For instance, projects like CETI (the Cetacean Translation Initiative) and Earth Species are attempting to decode sperm whale communication using natural language processing techniques. These innovations are now being used in attempts to protect animal species. Kenyan researcher Lucy King, who discovered that elephants use specific vocal signals for distinct threats like honeybees and hunters, is now training farmers across Africa to build acoustic honeybee fences to ward off marauding elephants and enable peaceful coexistence with humans as elephant populations rebound.

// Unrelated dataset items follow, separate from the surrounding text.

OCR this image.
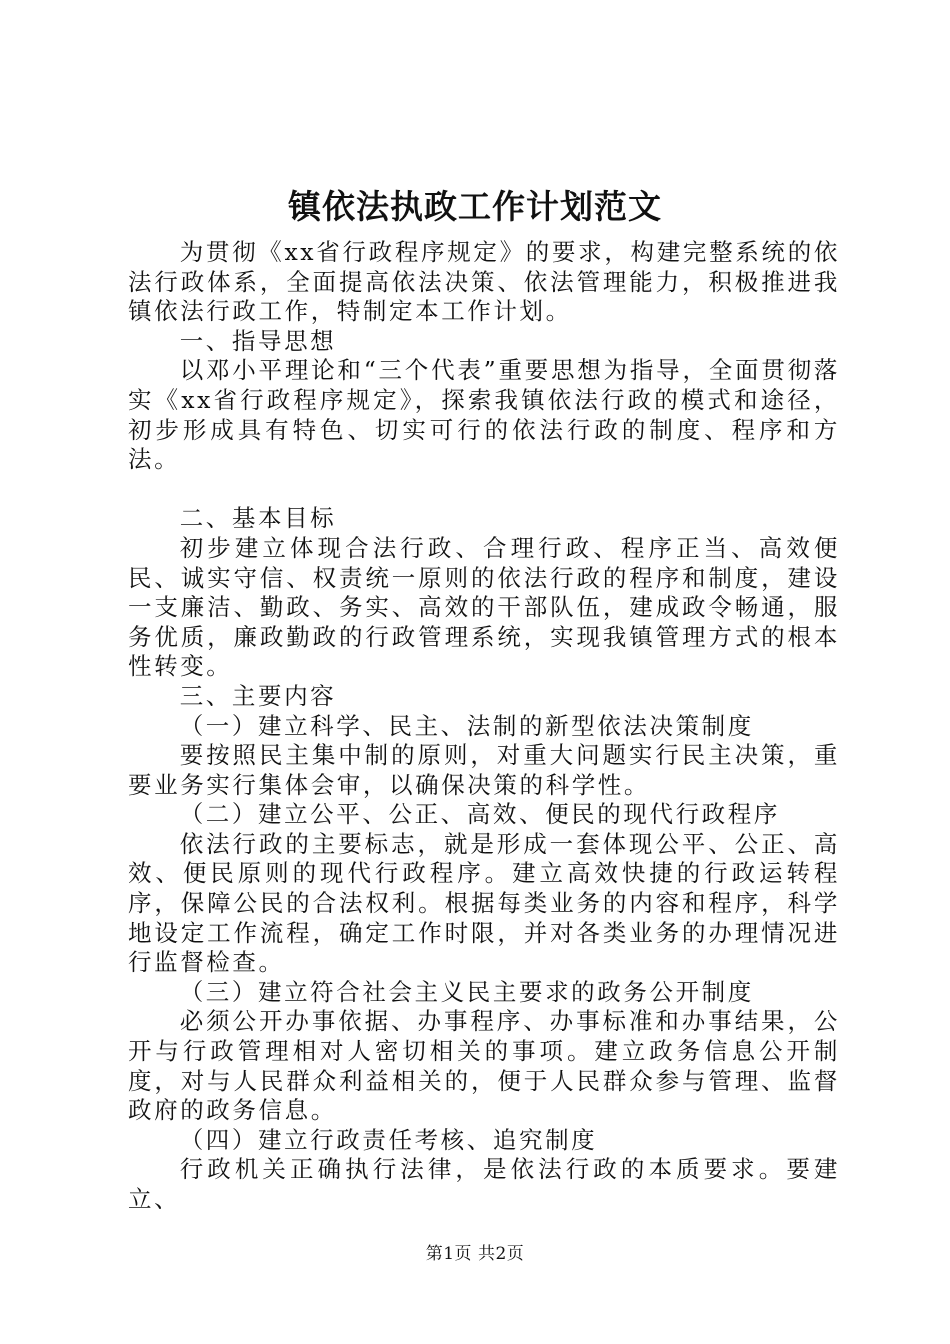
镇依法执政工作计划范文

为贯彻《xx省行政程序规定》的要求，构建完整系统的依法行政体系，全面提高依法决策、依法管理能力，积极推进我镇依法行政工作，特制定本工作计划。

一、指导思想

以邓小平理论和“三个代表”重要思想为指导，全面贯彻落实《xx省行政程序规定》，探索我镇依法行政的模式和途径，初步形成具有特色、切实可行的依法行政的制度、程序和方法。

二、基本目标

初步建立体现合法行政、合理行政、程序正当、高效便民、诚实守信、权责统一原则的依法行政的程序和制度，建设一支廉洁、勤政、务实、高效的干部队伍，建成政令畅通，服务优质，廉政勤政的行政管理系统，实现我镇管理方式的根本性转变。

三、主要内容

（一）建立科学、民主、法制的新型依法决策制度

要按照民主集中制的原则，对重大问题实行民主决策，重要业务实行集体会审，以确保决策的科学性。

（二）建立公平、公正、高效、便民的现代行政程序

依法行政的主要标志，就是形成一套体现公平、公正、高效、便民原则的现代行政程序。建立高效快捷的行政运转程序，保障公民的合法权利。根据每类业务的内容和程序，科学地设定工作流程，确定工作时限，并对各类业务的办理情况进行监督检查。

（三）建立符合社会主义民主要求的政务公开制度

必须公开办事依据、办事程序、办事标准和办事结果，公开与行政管理相对人密切相关的事项。建立政务信息公开制度，对与人民群众利益相关的，便于人民群众参与管理、监督政府的政务信息。

（四）建立行政责任考核、追究制度

行政机关正确执行法律，是依法行政的本质要求。要建立、

第1页 共2页
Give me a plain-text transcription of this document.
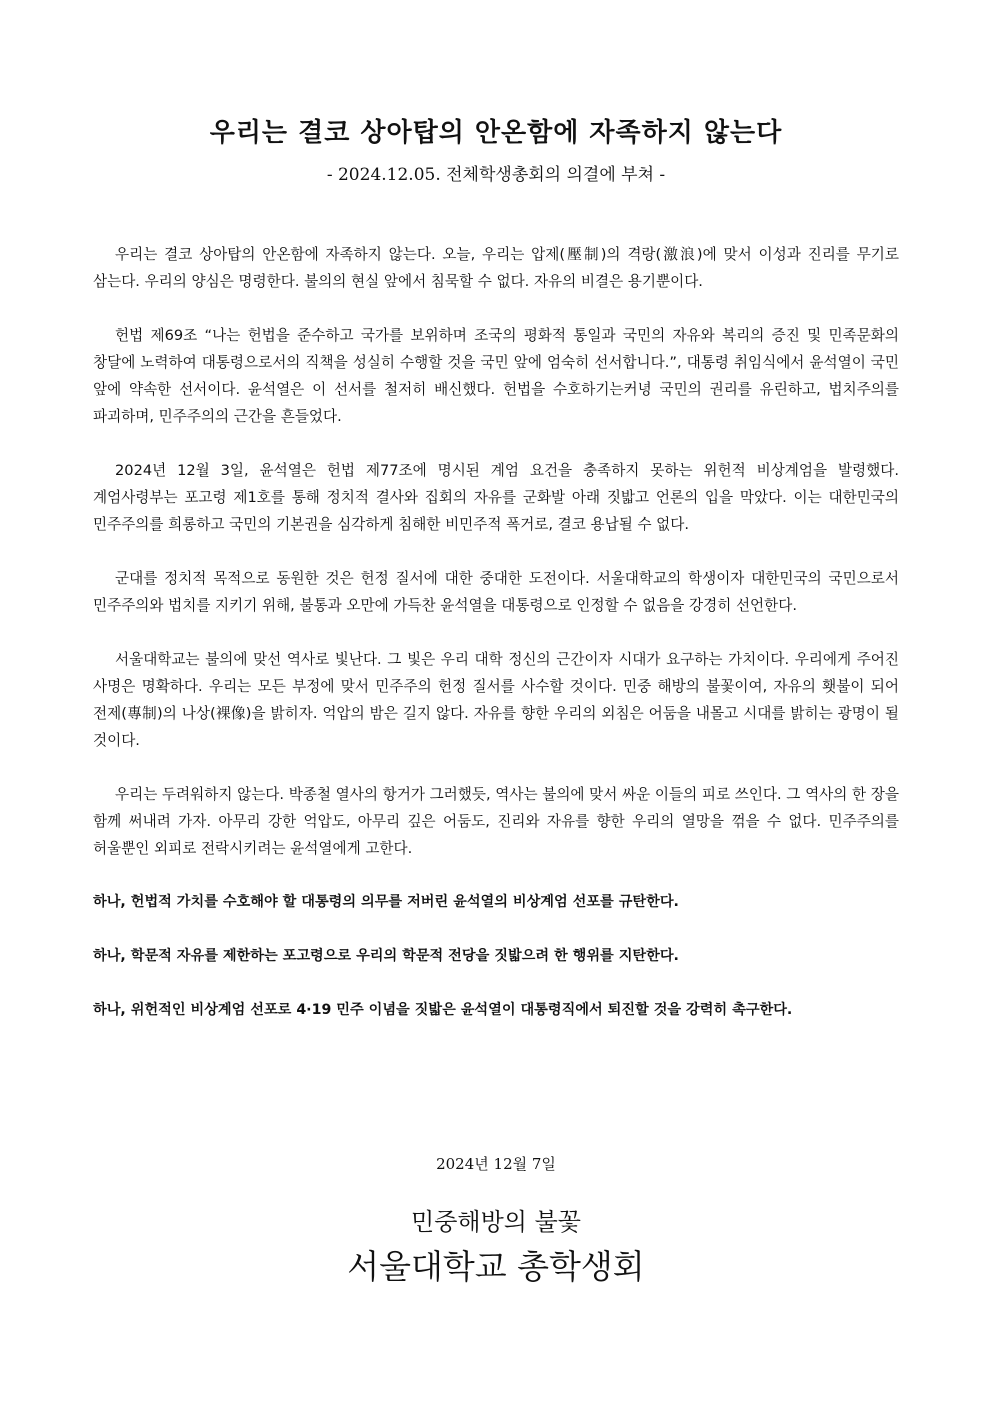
우리는 결코 상아탑의 안온함에 자족하지 않는다

- 2024.12.05. 전체학생총회의 의결에 부쳐 -

우리는 결코 상아탑의 안온함에 자족하지 않는다. 오늘, 우리는 압제(壓制)의 격랑(激浪)에 맞서 이성과 진리를 무기로 삼는다. 우리의 양심은 명령한다. 불의의 현실 앞에서 침묵할 수 없다. 자유의 비결은 용기뿐이다.

헌법 제69조 “나는 헌법을 준수하고 국가를 보위하며 조국의 평화적 통일과 국민의 자유와 복리의 증진 및 민족문화의 창달에 노력하여 대통령으로서의 직책을 성실히 수행할 것을 국민 앞에 엄숙히 선서합니다.”, 대통령 취임식에서 윤석열이 국민 앞에 약속한 선서이다. 윤석열은 이 선서를 철저히 배신했다. 헌법을 수호하기는커녕 국민의 권리를 유린하고, 법치주의를 파괴하며, 민주주의의 근간을 흔들었다.

2024년 12월 3일, 윤석열은 헌법 제77조에 명시된 계엄 요건을 충족하지 못하는 위헌적 비상계엄을 발령했다. 계엄사령부는 포고령 제1호를 통해 정치적 결사와 집회의 자유를 군화발 아래 짓밟고 언론의 입을 막았다. 이는 대한민국의 민주주의를 희롱하고 국민의 기본권을 심각하게 침해한 비민주적 폭거로, 결코 용납될 수 없다.

군대를 정치적 목적으로 동원한 것은 헌정 질서에 대한 중대한 도전이다. 서울대학교의 학생이자 대한민국의 국민으로서 민주주의와 법치를 지키기 위해, 불통과 오만에 가득찬 윤석열을 대통령으로 인정할 수 없음을 강경히 선언한다.

서울대학교는 불의에 맞선 역사로 빛난다. 그 빛은 우리 대학 정신의 근간이자 시대가 요구하는 가치이다. 우리에게 주어진 사명은 명확하다. 우리는 모든 부정에 맞서 민주주의 헌정 질서를 사수할 것이다. 민중 해방의 불꽃이여, 자유의 횃불이 되어 전제(專制)의 나상(裸像)을 밝히자. 억압의 밤은 길지 않다. 자유를 향한 우리의 외침은 어둠을 내몰고 시대를 밝히는 광명이 될 것이다.

우리는 두려워하지 않는다. 박종철 열사의 항거가 그러했듯, 역사는 불의에 맞서 싸운 이들의 피로 쓰인다. 그 역사의 한 장을 함께 써내려 가자. 아무리 강한 억압도, 아무리 깊은 어둠도, 진리와 자유를 향한 우리의 열망을 꺾을 수 없다. 민주주의를 허울뿐인 외피로 전락시키려는 윤석열에게 고한다.

하나, 헌법적 가치를 수호해야 할 대통령의 의무를 저버린 윤석열의 비상계엄 선포를 규탄한다.

하나, 학문적 자유를 제한하는 포고령으로 우리의 학문적 전당을 짓밟으려 한 행위를 지탄한다.

하나, 위헌적인 비상계엄 선포로 4·19 민주 이념을 짓밟은 윤석열이 대통령직에서 퇴진할 것을 강력히 촉구한다.

2024년 12월 7일

민중해방의 불꽃

서울대학교 총학생회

But these innovations are also being used to attempt to domesticate new species. At the Free University of Berlin, researchers have devised AI algorithms to train robots that buzz and hum like honeybees, successfully communicating simple commands to the hive. In 2023, these robots will be inserted into networked “smart” beehives to coordinate and direct honeybee behavior, including the choice of nectar-harvesting sites.

Digital bioacoustics will also reveal the vulnerability of living organisms to the global epidemic of noise pollution, which not only increases the risk of heart attacks and dementia in humans but can stress, maim, or even kill other species—particularly in oceans. Eco-acousticians have already documented the degradation of landscapes’ acoustical signatures—also known as soundscapes—from tourist-infested national parks to the depths of the oceans. Researchers at the University of Anglia, for instance, are now creating historical reconstructions of lost soundscapes. In 2023, new regulations—including stricter thresholds from the International Maritime Organization for noise pollution from commercial shipping—will be enacted. New technologies, such as “noise radars” on Parisian streets that issue fines to owners of raucous vehicles, will automate enforcement.

In 2023, scientists will also use digital bioacoustics to regenerate ecosystems. For example, to restore endangered coral reefs in Indonesia, researchers from the Universities of Bristol and Edinburgh have installed underwater sound systems with playlists generated from recordings of healthy reefs, an effort that has been proven to foster reef regrowth.

In 2023, tech companies such as Microsoft will also start leveraging AI models to assist researchers in processing and analyzing large volumes of bioacoustics recordings. While support from Big Tech might prove useful, it has also raised concerns from groups including the Coalition for Digital Environmental Sustainability. In 2023, the United Nations Environment Program will advance a new framework that treats environmental data as a global commons, establishing open global standards and governance frameworks for environment data as a digital public good and implicitly condemning environmental data hoarding. The debate over the dangers of surveillance capitalism will extend into the environmental arena. We hope that the use of digital bioacoustics to expand our ability to monitor the environment, regenerate ecosystems, and engage in rudimentary attempts at interspecies communication will deepen humanity’s affinity with other species, instead of enabling us to further domesticate and dominate them.